As believers, we should not grieve like those who have no hope, but that does not mean we should not grieve at all (1 Thes. 4:13). Death is still an enemy; it is the last enemy to be destroyed (1 Cor. 15:26). I understand other factors may come into play. After a long period of suffering, it is understandable to feel relief when the Lord brings their pain to an end and takes them home. During such times, much of the grieving takes place while they are still with us, but grieving is still part of the process. However, the general tendency in American evangelicalism to avoid and ignore the grief caused by death is why the following words by John Angell James are so needed in the church today.
When a holy and beloved object of our affection is removed by death, we ought to sorrow, humanity demands it, and Christianity, in the person of the weeping Jesus, allows it. The man without a tear, is a savage or a stoic, but not a Christian.
God intends when He bestows His gifts, that they should be received with smiles of gratitude; and when He recalls them, that they should be surrendered with “drops of sacred grief.” Sorrow is an affection implanted by the Creator in the soul for wise and beneficent purposes; and it ought not to be ruthlessly torn up by the roots, but directed in its exercise by reason and piety.

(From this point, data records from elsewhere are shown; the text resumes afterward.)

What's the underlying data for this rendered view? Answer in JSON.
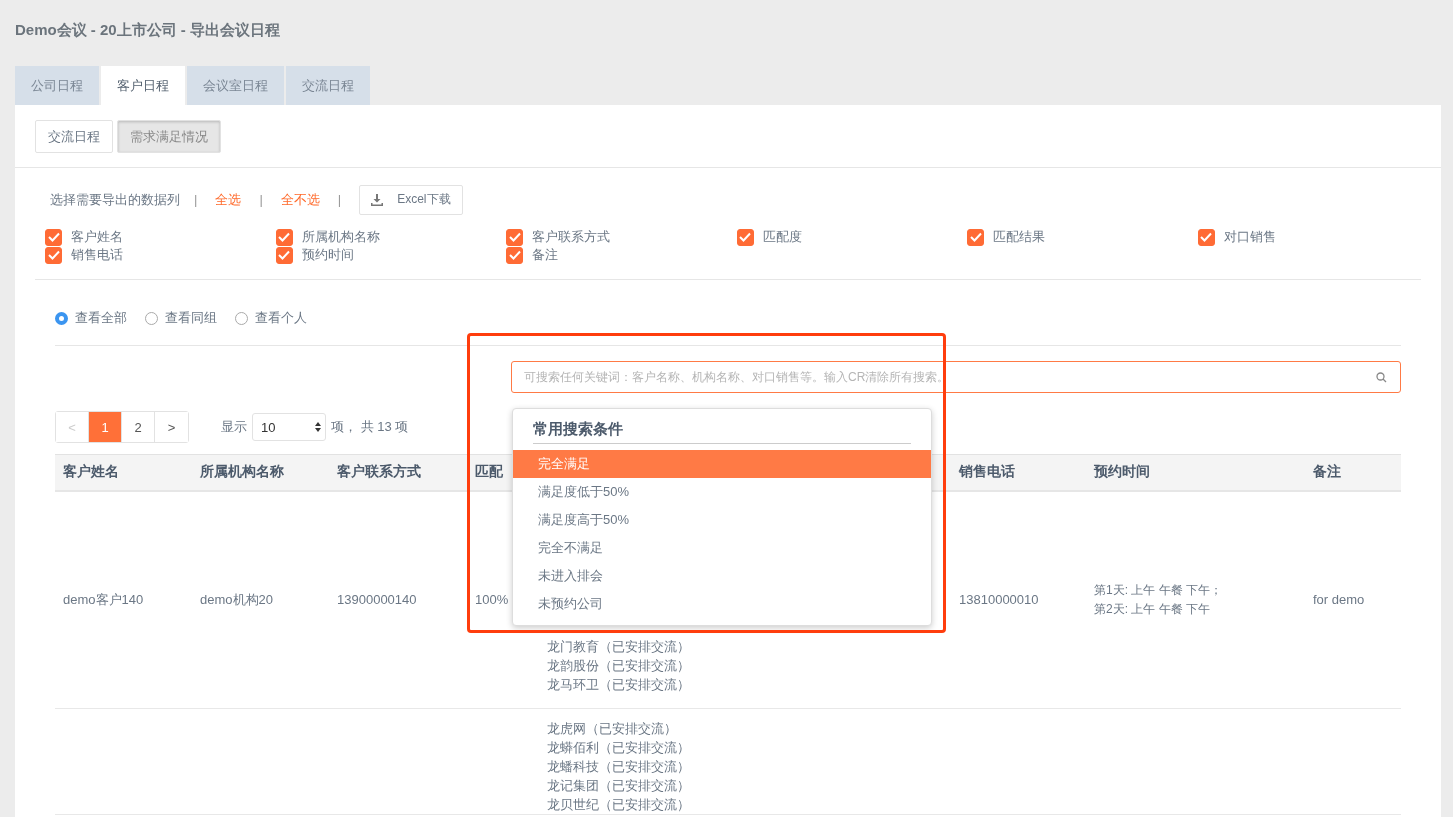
{
  "page_title": "Demo会议 - 20上市公司 - 导出会议日程",
  "tabs": [
    {
      "label": "公司日程",
      "selected": false
    },
    {
      "label": "客户日程",
      "selected": true
    },
    {
      "label": "会议室日程",
      "selected": false
    },
    {
      "label": "交流日程",
      "selected": false
    }
  ],
  "sub_tabs": [
    {
      "label": "交流日程",
      "selected": false
    },
    {
      "label": "需求满足情况",
      "selected": true
    }
  ],
  "export": {
    "label": "选择需要导出的数据列",
    "separator": "|",
    "select_all": "全选",
    "select_none": "全不选",
    "download_button": "Excel下载"
  },
  "columns_checklist": [
    {
      "label": "客户姓名",
      "checked": true
    },
    {
      "label": "所属机构名称",
      "checked": true
    },
    {
      "label": "客户联系方式",
      "checked": true
    },
    {
      "label": "匹配度",
      "checked": true
    },
    {
      "label": "匹配结果",
      "checked": true
    },
    {
      "label": "对口销售",
      "checked": true
    },
    {
      "label": "销售电话",
      "checked": true
    },
    {
      "label": "预约时间",
      "checked": true
    },
    {
      "label": "备注",
      "checked": true
    }
  ],
  "view_options": [
    {
      "label": "查看全部",
      "selected": true
    },
    {
      "label": "查看同组",
      "selected": false
    },
    {
      "label": "查看个人",
      "selected": false
    }
  ],
  "search": {
    "placeholder": "可搜索任何关键词：客户名称、机构名称、对口销售等。输入CR清除所有搜索。"
  },
  "search_suggestions": {
    "title": "常用搜索条件",
    "items": [
      {
        "label": "完全满足",
        "selected": true
      },
      {
        "label": "满足度低于50%",
        "selected": false
      },
      {
        "label": "满足度高于50%",
        "selected": false
      },
      {
        "label": "完全不满足",
        "selected": false
      },
      {
        "label": "未进入排会",
        "selected": false
      },
      {
        "label": "未预约公司",
        "selected": false
      }
    ]
  },
  "pagination": {
    "pages": [
      {
        "label": "<",
        "selected": false,
        "disabled": true
      },
      {
        "label": "1",
        "selected": true,
        "disabled": false
      },
      {
        "label": "2",
        "selected": false,
        "disabled": false
      },
      {
        "label": ">",
        "selected": false,
        "disabled": false
      }
    ],
    "show_label": "显示",
    "page_size": "10",
    "summary": "项， 共 13 项"
  },
  "table": {
    "columns_left": [
      "客户姓名",
      "所属机构名称",
      "客户联系方式",
      "匹配"
    ],
    "columns_right": [
      "销售电话",
      "预约时间",
      "备注"
    ],
    "rows": [
      {
        "customer": "demo客户140",
        "org": "demo机构20",
        "contact": "13900000140",
        "match": "100%",
        "results": [
          "龙门教育（已安排交流）",
          "龙韵股份（已安排交流）",
          "龙马环卫（已安排交流）"
        ],
        "sales_phone": "13810000010",
        "time": [
          "第1天: 上午 午餐 下午；",
          "第2天: 上午 午餐 下午"
        ],
        "note": "for demo"
      },
      {
        "results": [
          "龙虎网（已安排交流）",
          "龙蟒佰利（已安排交流）",
          "龙蟠科技（已安排交流）",
          "龙记集团（已安排交流）",
          "龙贝世纪（已安排交流）"
        ]
      }
    ]
  }
}
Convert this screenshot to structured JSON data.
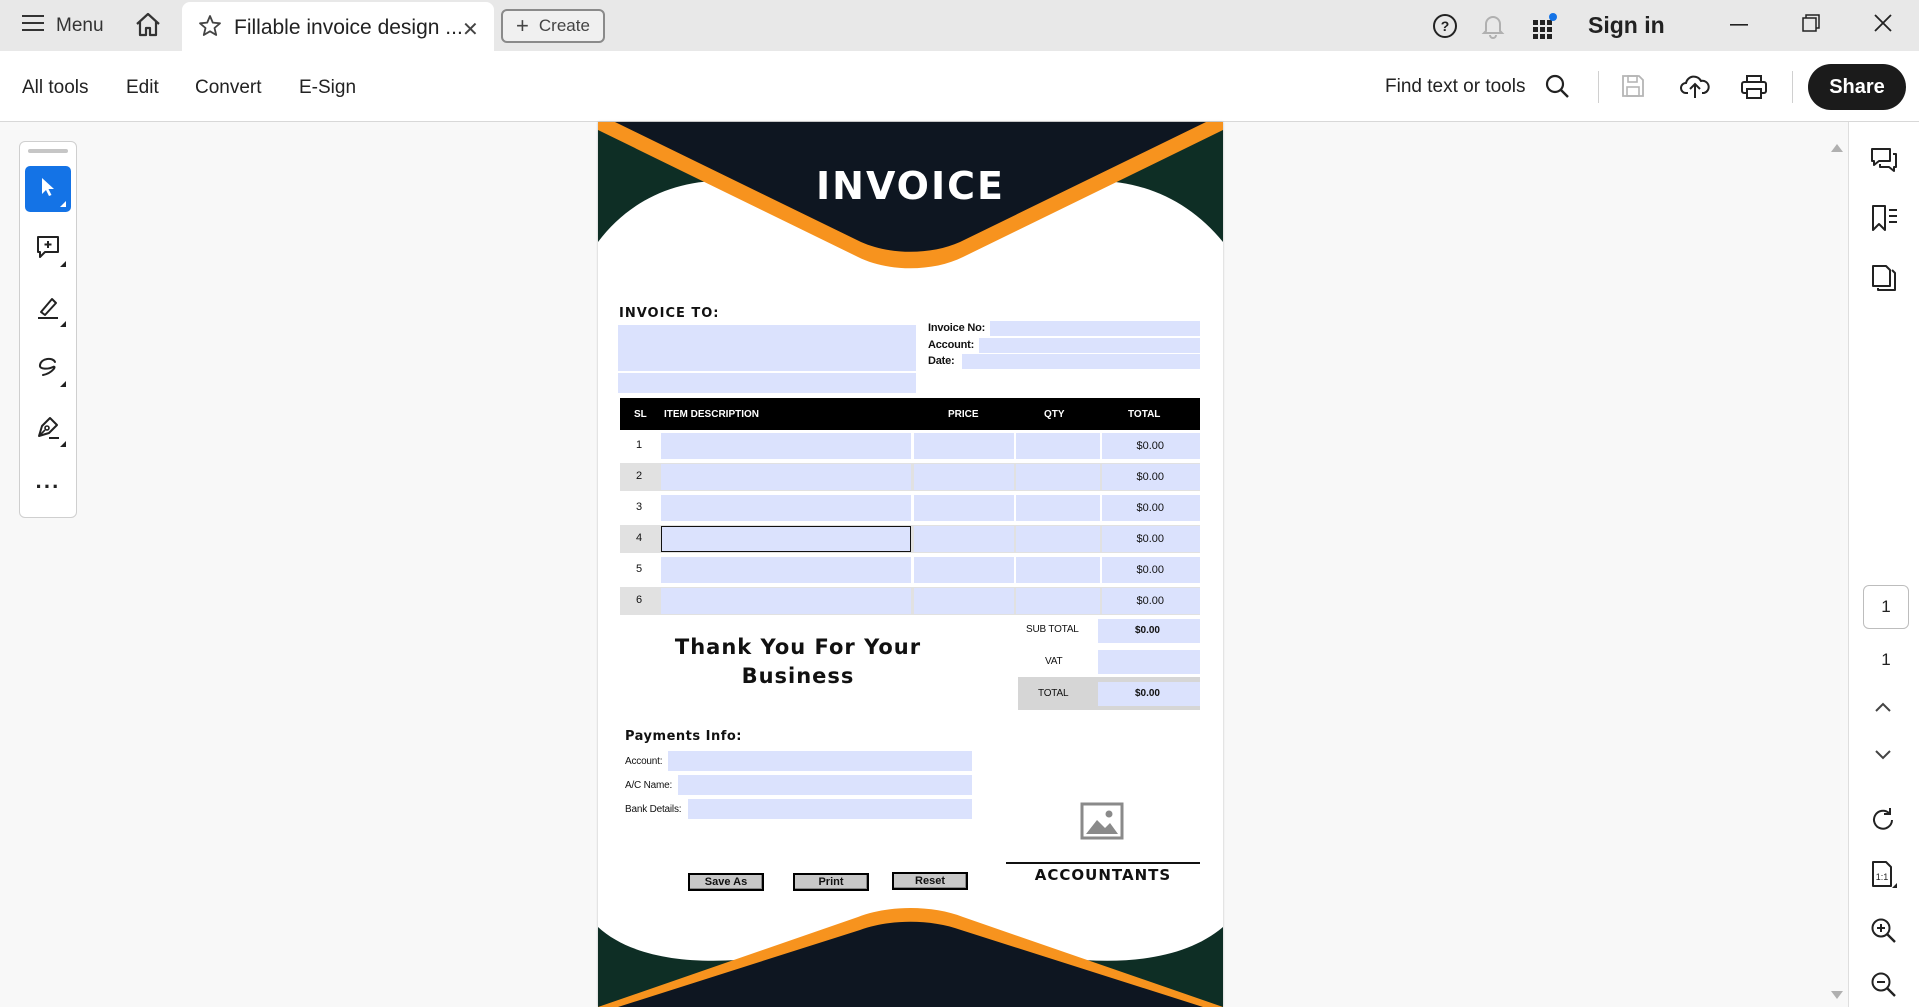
{
  "tabbar": {
    "menu_label": "Menu",
    "tab_title": "Fillable invoice design ...",
    "create_label": "Create",
    "sign_in_label": "Sign in"
  },
  "toolbar": {
    "items": [
      "All tools",
      "Edit",
      "Convert",
      "E-Sign"
    ],
    "find_label": "Find text or tools",
    "share_label": "Share"
  },
  "left_tools": [
    "select-tool",
    "add-comment-tool",
    "highlight-tool",
    "draw-tool",
    "sign-tool",
    "more-tools"
  ],
  "document": {
    "title": "INVOICE",
    "invoice_to": "INVOICE TO:",
    "meta_labels": [
      "Invoice No:",
      "Account:",
      "Date:"
    ],
    "table_headers": {
      "sl": "SL",
      "desc": "ITEM DESCRIPTION",
      "price": "PRICE",
      "qty": "QTY",
      "total": "TOTAL"
    },
    "rows": [
      {
        "sl": "1",
        "total": "$0.00"
      },
      {
        "sl": "2",
        "total": "$0.00"
      },
      {
        "sl": "3",
        "total": "$0.00"
      },
      {
        "sl": "4",
        "total": "$0.00"
      },
      {
        "sl": "5",
        "total": "$0.00"
      },
      {
        "sl": "6",
        "total": "$0.00"
      }
    ],
    "thank_you_line1": "Thank You For Your",
    "thank_you_line2": "Business",
    "subtotal_label": "SUB TOTAL",
    "subtotal_value": "$0.00",
    "vat_label": "VAT",
    "total_label": "TOTAL",
    "total_value": "$0.00",
    "payments_title": "Payments Info:",
    "payment_labels": [
      "Account:",
      "A/C Name:",
      "Bank Details:"
    ],
    "buttons": [
      "Save As",
      "Print",
      "Reset"
    ],
    "accountants_label": "ACCOUNTANTS"
  },
  "page_nav": {
    "current": "1",
    "total": "1"
  },
  "colors": {
    "accent_blue": "#1473e6",
    "field_fill": "#dbe2fd",
    "navy": "#0e1621",
    "orange": "#f7931e",
    "dark_green": "#0e2e25"
  }
}
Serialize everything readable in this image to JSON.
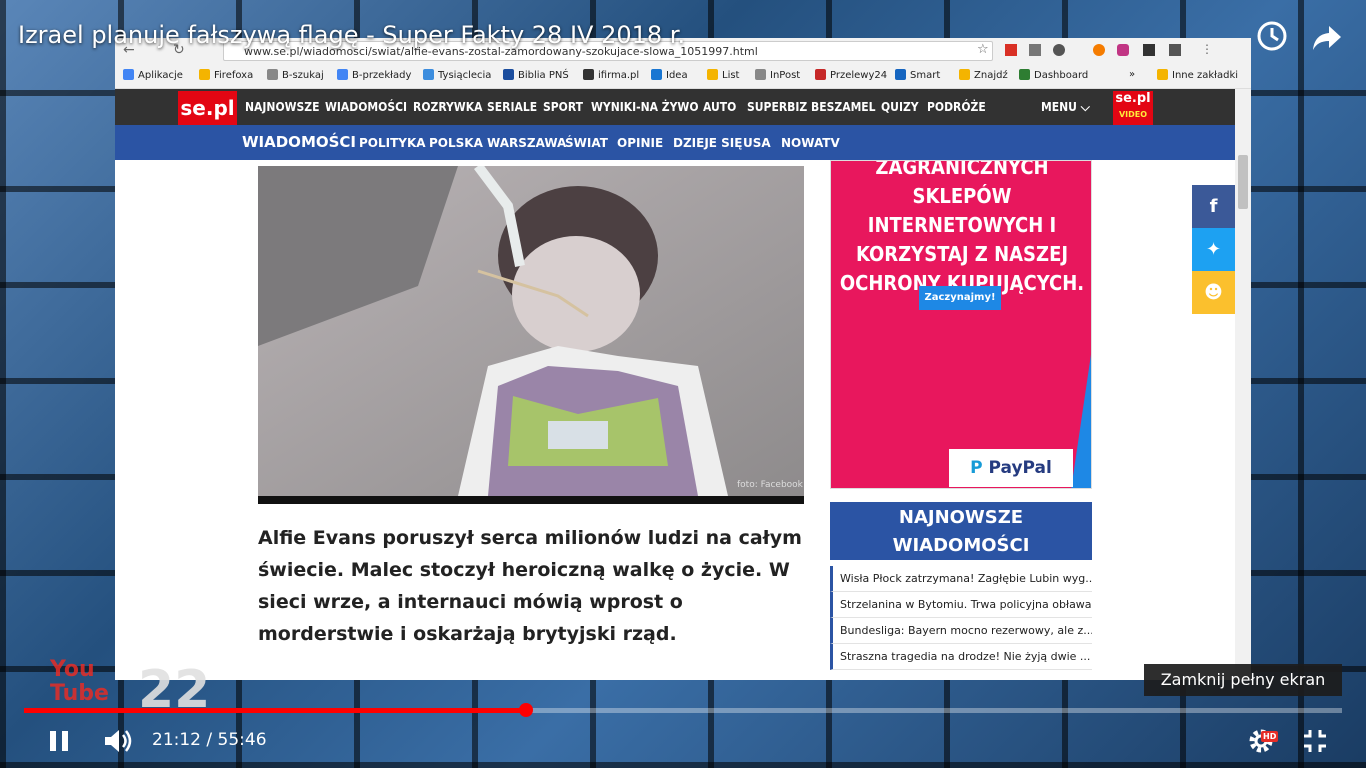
{
  "video": {
    "title": "Izrael planuje fałszywą flagę - Super Fakty 28 IV 2018 r.",
    "time_display": "21:12 / 55:46",
    "progress_fraction": 0.381,
    "tooltip": "Zamknij pełny ekran",
    "overlay_logo_line1": "You",
    "overlay_logo_line2": "Tube",
    "overlay_number": "22",
    "hd_badge": "HD",
    "icons": {
      "watch_later": "clock-icon",
      "share": "share-arrow-icon",
      "play_pause": "pause-icon",
      "volume": "volume-icon",
      "settings": "gear-icon",
      "exit_fullscreen": "exit-fullscreen-icon"
    }
  },
  "browser": {
    "url": "www.se.pl/wiadomosci/swiat/alfie-evans-zostal-zamordowany-szokujace-slowa_1051997.html",
    "bookmarks": [
      {
        "label": "Aplikacje",
        "color": "#4285f4"
      },
      {
        "label": "Firefoxa",
        "color": "#f4b400"
      },
      {
        "label": "B-szukaj",
        "color": "#888888"
      },
      {
        "label": "B-przekłady",
        "color": "#4285f4"
      },
      {
        "label": "Tysiąclecia",
        "color": "#3c8dde"
      },
      {
        "label": "Biblia PNŚ",
        "color": "#1b4d9e"
      },
      {
        "label": "ifirma.pl",
        "color": "#333333"
      },
      {
        "label": "Idea",
        "color": "#1976d2"
      },
      {
        "label": "List",
        "color": "#f4b400"
      },
      {
        "label": "InPost",
        "color": "#888888"
      },
      {
        "label": "Przelewy24",
        "color": "#c62828"
      },
      {
        "label": "Smart",
        "color": "#1565c0"
      },
      {
        "label": "Znajdź",
        "color": "#f4b400"
      },
      {
        "label": "Dashboard",
        "color": "#2e7d32"
      },
      {
        "label": "Inne zakładki",
        "color": "#f4b400"
      }
    ],
    "bookmarks_more": "»"
  },
  "site": {
    "logo": "se.pl",
    "video_logo": "se.pl",
    "video_logo_sub": "VIDEO",
    "nav1": [
      "NAJNOWSZE",
      "WIADOMOŚCI",
      "ROZRYWKA",
      "SERIALE",
      "SPORT",
      "WYNIKI-NA ŻYWO",
      "AUTO",
      "SUPERBIZ",
      "BESZAMEL",
      "QUIZY",
      "PODRÓŻE"
    ],
    "menu_label": "MENU",
    "section": "WIADOMOŚCI",
    "nav2": [
      "POLITYKA",
      "POLSKA",
      "WARSZAWA",
      "ŚWIAT",
      "OPINIE",
      "DZIEJE SIĘ",
      "USA",
      "NOWATV"
    ],
    "photo_credit": "foto: Facebook",
    "lead": "Alfie Evans poruszył serca milionów ludzi na całym świecie. Malec stoczył heroiczną walkę o życie. W sieci wrze, a internauci mówią wprost o morderstwie i oskarżają brytyjski rząd.",
    "ad": {
      "line1": "ZAGRANICZNYCH SKLEPÓW",
      "line2": "INTERNETOWYCH I",
      "line3": "KORZYSTAJ Z NASZEJ",
      "line4": "OCHRONY KUPUJĄCYCH.",
      "button": "Zaczynajmy!",
      "brand": "PayPal"
    },
    "latest_title_1": "NAJNOWSZE",
    "latest_title_2": "WIADOMOŚCI",
    "latest": [
      "Wisła Płock zatrzymana! Zagłębie Lubin wyg...",
      "Strzelanina w Bytomiu. Trwa policyjna obława",
      "Bundesliga: Bayern mocno rezerwowy, ale z...",
      "Straszna tragedia na drodze! Nie żyją dwie ..."
    ],
    "share_buttons": [
      {
        "name": "facebook",
        "glyph": "f",
        "color": "#3b5998"
      },
      {
        "name": "twitter",
        "glyph": "t",
        "color": "#1da1f2"
      },
      {
        "name": "snapchat",
        "glyph": "s",
        "color": "#fbc02d"
      }
    ]
  }
}
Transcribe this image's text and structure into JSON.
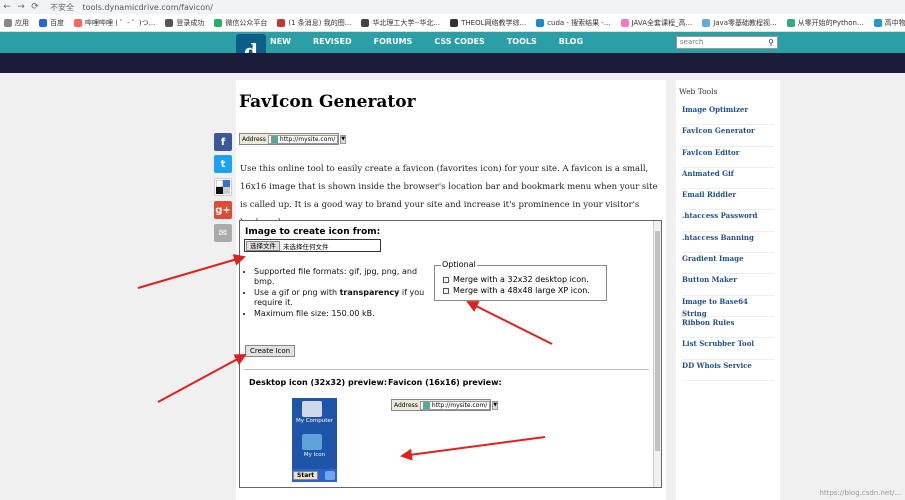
{
  "browser": {
    "insecure_label": "不安全",
    "url": "tools.dynamicdrive.com/favicon/",
    "bookmarks": [
      "应用",
      "百度",
      "哔哩哔哩 ( ゜- ゜)つ...",
      "登录成功",
      "微信公众平台",
      "(1 条消息) 我的图...",
      "华北理工大学--华北...",
      "THEOL网络教学综...",
      "cuda - 搜索结果 -...",
      "JAVA全套课程_高...",
      "Java零基础教程视...",
      "从零开始的Python...",
      "高中物理--教师资..."
    ]
  },
  "site_nav": {
    "logo_letter": "d",
    "links": [
      "NEW",
      "REVISED",
      "FORUMS",
      "CSS CODES",
      "TOOLS",
      "BLOG"
    ],
    "search_placeholder": "search"
  },
  "page": {
    "title": "FavIcon Generator",
    "address_label": "Address",
    "address_url": "http://mysite.com/",
    "intro": "Use this online tool to easily create a favicon (favorites icon) for your site. A favicon is a small, 16x16 image that is shown inside the browser's location bar and bookmark menu when your site is called up. It is a good way to brand your site and increase it's prominence in your visitor's bookmark menu."
  },
  "tool": {
    "heading": "Image to create icon from:",
    "file_button": "选择文件",
    "file_status": "未选择任何文件",
    "bullets": [
      "Supported file formats: gif, jpg, png, and bmp.",
      "Use a gif or png with transparency if you require it.",
      "Maximum file size: 150.00 kB."
    ],
    "optional_legend": "Optional",
    "optional_items": [
      "Merge with a 32x32 desktop icon.",
      "Merge with a 48x48 large XP icon."
    ],
    "create_button": "Create Icon",
    "desktop_preview_label": "Desktop icon (32x32) preview:",
    "favicon_preview_label": "Favicon (16x16) preview:",
    "desktop_icon_1": "My Computer",
    "desktop_icon_2": "My Icon",
    "start_label": "Start"
  },
  "sidebar": {
    "heading": "Web Tools",
    "items": [
      "Image Optimizer",
      "FavIcon Generator",
      "FavIcon Editor",
      "Animated Gif",
      "Email Riddler",
      ".htaccess Password",
      ".htaccess Banning",
      "Gradient Image",
      "Button Maker",
      "Image to Base64 String",
      "Ribbon Rules",
      "List Scrubber Tool",
      "DD Whois Service"
    ]
  },
  "share": [
    "f",
    "t",
    "d",
    "g+",
    "✉"
  ],
  "colors": {
    "nav_teal": "#2a9fa6",
    "dark_band": "#1b1b3a",
    "link_blue": "#1f4f8f",
    "arrow_red": "#e0201d"
  },
  "watermark": "https://blog.csdn.net/..."
}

The work of grace, though it is above nature, is not against it. The man who tells me not to weep at the grave, insults me, mocks me and wishes to degrade me! Tears are the silent, pure, sincere testimony of my heart to the excellence of the gift He gave in mercy; and in mercy, no doubt, as well as judgment, He has recalled.
But then, though we mourn, we must not murmur. We may sorrow, but not with the violent and uncontrolled grief of the heathen who have no hope. Our sorrow may flow as deep as we like, but noiseless and still in the channels of submission.